The merged GBL will be a globally managed company focused on the production of C4 chemicals and advanced fuels from renewable feedstocks, primarily from waste and by-product agricultural sources.


GBL has an extensive portfolio of proprietary and engineered Clostridia strains used as biocatalysts to process a wide range of starch, sugar and cellulosic feedstocks.


GBL deploys its technology using a ‘capital light’ business model to leverage existing production assets to reduce operating and capital expenses, and to enable rapid deployment and commercialisation.


Biofuels remains a strategic driver for GBL, with the company’s immediate market focus on butanol and C4 chemicals.

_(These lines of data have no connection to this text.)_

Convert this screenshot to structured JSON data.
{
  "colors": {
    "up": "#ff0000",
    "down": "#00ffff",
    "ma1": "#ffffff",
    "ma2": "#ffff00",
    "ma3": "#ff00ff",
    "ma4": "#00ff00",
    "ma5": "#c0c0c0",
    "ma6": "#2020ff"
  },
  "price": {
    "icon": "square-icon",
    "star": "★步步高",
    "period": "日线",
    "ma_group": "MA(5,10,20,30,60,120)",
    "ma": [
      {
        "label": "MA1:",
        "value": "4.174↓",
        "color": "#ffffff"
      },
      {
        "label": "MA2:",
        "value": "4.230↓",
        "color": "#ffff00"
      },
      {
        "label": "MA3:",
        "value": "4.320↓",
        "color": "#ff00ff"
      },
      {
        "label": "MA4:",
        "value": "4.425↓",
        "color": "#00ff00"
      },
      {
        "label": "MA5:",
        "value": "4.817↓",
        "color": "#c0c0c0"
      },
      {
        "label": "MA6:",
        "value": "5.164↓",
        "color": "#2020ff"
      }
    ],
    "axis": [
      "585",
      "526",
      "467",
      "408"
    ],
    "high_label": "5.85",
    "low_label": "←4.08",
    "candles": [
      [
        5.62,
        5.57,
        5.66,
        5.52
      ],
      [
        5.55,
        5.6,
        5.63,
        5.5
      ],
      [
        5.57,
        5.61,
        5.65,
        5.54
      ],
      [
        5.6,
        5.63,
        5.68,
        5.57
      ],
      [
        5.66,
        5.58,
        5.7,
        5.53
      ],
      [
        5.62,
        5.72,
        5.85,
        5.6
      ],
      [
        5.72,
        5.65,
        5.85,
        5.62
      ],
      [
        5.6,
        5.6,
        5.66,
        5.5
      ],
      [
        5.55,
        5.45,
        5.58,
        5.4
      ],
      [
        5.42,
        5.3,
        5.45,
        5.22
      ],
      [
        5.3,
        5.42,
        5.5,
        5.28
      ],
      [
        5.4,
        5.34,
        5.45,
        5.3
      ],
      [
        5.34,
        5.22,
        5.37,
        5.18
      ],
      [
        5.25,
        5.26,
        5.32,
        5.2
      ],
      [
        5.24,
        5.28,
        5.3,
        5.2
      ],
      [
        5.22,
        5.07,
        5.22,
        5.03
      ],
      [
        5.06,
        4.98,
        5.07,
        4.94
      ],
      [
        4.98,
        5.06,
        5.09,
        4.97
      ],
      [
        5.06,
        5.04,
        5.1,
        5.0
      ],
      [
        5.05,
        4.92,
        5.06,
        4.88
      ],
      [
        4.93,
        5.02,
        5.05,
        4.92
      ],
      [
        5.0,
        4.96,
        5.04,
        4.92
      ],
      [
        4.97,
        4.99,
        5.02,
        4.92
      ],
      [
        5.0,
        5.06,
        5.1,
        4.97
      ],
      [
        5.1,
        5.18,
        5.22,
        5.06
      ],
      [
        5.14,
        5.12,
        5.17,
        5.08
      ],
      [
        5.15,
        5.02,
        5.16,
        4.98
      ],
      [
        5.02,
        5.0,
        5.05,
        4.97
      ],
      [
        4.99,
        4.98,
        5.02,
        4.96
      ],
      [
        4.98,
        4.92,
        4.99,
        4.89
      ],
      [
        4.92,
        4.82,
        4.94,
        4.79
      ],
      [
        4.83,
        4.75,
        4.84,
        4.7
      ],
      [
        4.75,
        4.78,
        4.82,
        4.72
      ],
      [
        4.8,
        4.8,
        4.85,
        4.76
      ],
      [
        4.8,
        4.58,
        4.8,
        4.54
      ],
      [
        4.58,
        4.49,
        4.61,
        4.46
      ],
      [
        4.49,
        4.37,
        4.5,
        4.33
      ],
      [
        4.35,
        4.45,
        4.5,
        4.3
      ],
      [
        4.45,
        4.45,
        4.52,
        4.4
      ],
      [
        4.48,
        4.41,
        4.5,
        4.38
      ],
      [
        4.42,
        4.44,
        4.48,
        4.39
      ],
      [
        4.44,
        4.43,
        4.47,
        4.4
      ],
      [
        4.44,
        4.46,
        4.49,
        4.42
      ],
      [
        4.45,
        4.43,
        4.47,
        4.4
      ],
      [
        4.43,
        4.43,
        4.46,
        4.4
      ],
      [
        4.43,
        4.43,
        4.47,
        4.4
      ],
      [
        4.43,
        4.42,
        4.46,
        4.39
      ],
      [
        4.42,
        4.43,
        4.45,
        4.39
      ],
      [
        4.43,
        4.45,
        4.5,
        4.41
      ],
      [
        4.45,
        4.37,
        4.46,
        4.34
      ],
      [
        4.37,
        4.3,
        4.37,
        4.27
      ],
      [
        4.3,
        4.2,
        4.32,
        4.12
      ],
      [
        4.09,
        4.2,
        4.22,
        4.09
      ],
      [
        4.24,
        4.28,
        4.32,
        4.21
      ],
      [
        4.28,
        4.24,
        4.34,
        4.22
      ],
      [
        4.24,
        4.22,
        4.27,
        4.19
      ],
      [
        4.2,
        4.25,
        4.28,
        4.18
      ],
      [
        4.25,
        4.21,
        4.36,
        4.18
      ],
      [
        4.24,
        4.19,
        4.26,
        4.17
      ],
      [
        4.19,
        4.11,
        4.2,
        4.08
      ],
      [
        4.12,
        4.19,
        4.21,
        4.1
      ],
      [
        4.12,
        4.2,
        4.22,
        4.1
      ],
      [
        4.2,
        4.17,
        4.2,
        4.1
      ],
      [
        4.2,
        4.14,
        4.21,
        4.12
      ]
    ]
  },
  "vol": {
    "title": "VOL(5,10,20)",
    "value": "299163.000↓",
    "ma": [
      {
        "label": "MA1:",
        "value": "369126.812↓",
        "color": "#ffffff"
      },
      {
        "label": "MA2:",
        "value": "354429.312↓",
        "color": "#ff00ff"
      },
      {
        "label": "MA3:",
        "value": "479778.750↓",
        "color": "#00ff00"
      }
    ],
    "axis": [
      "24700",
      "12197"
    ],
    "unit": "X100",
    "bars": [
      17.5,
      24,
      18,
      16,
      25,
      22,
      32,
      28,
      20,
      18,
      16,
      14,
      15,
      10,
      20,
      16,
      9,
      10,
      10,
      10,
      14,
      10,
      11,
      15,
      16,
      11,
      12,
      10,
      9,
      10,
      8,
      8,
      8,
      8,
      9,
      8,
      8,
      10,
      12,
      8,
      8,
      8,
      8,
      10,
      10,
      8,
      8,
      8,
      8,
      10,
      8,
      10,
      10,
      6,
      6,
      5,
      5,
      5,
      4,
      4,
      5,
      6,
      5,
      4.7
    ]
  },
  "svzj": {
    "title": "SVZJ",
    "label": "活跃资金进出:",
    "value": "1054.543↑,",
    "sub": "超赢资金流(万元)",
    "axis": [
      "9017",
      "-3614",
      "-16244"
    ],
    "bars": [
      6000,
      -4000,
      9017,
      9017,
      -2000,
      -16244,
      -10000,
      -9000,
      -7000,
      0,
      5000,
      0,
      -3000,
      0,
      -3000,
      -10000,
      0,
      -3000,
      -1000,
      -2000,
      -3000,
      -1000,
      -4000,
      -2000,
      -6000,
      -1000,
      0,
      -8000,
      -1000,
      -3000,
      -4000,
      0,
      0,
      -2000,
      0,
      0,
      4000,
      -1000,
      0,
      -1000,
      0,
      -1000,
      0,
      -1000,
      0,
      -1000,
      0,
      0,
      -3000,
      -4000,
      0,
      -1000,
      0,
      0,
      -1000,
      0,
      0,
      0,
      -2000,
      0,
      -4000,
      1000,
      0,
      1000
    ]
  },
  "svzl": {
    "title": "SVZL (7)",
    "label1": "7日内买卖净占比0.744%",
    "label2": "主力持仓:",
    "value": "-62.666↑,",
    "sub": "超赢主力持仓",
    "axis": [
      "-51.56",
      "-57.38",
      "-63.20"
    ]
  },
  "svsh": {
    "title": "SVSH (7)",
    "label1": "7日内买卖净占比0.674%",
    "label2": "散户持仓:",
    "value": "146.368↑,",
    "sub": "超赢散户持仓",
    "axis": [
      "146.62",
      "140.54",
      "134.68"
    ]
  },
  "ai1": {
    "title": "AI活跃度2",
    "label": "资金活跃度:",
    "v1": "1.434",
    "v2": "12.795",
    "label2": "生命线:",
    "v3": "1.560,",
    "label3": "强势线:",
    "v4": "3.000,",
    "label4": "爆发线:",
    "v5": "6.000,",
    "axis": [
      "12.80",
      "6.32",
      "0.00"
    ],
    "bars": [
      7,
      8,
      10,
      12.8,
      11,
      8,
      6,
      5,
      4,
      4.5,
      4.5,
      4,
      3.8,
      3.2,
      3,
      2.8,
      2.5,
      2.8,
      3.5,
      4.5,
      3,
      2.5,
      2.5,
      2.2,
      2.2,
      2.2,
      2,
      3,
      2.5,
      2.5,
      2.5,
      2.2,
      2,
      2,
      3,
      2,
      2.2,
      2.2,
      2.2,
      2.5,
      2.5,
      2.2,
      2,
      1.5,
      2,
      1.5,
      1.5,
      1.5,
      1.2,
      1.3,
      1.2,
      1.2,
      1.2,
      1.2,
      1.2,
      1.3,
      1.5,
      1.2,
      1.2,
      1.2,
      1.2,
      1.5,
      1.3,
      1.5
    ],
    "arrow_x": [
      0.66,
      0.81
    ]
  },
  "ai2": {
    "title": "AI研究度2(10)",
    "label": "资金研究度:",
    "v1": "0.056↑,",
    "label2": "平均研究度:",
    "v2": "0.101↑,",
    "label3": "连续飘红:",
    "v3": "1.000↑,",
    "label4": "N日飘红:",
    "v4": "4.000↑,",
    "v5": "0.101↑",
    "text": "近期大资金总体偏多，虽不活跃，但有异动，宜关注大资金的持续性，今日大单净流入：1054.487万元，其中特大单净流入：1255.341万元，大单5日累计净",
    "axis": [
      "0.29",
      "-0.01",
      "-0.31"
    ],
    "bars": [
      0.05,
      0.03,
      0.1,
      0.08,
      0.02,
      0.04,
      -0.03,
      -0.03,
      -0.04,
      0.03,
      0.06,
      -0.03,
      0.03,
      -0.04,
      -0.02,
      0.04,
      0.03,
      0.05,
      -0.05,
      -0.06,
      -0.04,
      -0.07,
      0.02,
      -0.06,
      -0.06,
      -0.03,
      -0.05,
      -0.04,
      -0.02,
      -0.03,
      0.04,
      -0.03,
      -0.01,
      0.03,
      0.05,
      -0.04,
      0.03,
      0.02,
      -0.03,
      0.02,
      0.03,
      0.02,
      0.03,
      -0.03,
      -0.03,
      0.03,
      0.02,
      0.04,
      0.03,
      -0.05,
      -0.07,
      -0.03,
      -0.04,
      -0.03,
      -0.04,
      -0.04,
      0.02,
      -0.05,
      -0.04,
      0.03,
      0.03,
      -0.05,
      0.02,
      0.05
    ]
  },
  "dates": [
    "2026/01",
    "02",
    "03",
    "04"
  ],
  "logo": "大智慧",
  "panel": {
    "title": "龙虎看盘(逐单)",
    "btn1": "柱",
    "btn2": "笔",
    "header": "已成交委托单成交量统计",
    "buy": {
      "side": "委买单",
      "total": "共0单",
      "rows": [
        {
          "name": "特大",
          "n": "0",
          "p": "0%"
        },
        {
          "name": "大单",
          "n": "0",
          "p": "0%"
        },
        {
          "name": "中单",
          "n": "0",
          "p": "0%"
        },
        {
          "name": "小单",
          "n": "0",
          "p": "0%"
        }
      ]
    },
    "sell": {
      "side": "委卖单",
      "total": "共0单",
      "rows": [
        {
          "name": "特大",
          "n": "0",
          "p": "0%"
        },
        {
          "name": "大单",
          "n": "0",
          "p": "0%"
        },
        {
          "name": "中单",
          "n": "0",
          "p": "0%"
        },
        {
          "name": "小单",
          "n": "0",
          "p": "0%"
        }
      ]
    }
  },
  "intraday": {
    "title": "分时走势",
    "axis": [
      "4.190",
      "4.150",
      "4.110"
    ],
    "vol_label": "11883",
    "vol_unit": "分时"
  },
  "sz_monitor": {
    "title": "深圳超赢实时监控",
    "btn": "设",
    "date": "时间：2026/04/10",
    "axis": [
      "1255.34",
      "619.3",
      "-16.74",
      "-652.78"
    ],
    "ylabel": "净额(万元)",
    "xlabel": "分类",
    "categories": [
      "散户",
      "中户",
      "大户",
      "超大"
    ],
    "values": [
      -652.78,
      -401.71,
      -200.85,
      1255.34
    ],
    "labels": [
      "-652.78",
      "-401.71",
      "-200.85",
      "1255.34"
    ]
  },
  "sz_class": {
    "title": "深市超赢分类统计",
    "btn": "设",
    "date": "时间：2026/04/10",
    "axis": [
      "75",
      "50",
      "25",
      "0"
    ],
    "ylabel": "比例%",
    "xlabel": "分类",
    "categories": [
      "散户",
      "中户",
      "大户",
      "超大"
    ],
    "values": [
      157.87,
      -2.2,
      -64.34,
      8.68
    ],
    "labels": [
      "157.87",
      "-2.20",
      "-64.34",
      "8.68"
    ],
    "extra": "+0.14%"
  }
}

For the near term GBL will focus on producing biobutanol to replace petroleum-based butanol in the chemical industry. Butanol and its derivatives are key intermediates in the production of paints, coatings, adhesives and inks, an $85 billion (€66 billion) global market. Butyl acrylates are also used in the $700 billion global plastics and polymers market.


 ‘By getting biobutanol into the market place it helps drive down costs of production,’ Sutcliffe explains.


 Within 3-5 year GBL plans to turn its attention towards the use of biobutanol as a renewable transport fuel.


 ‘We plan to offer bolt-on plants to ethanol producers, so they don’t have to shut down production,’ Sutcliffe says. ‘We should start seeing our first customers signing up during 2012.’


 The blend stock opportunity for butanol exceeds $80 billion per year. Butanol also has the potential to be upgraded to aviation jet fuel, a $50 billion market driven by increasing global interest on reduction of carbon emissions.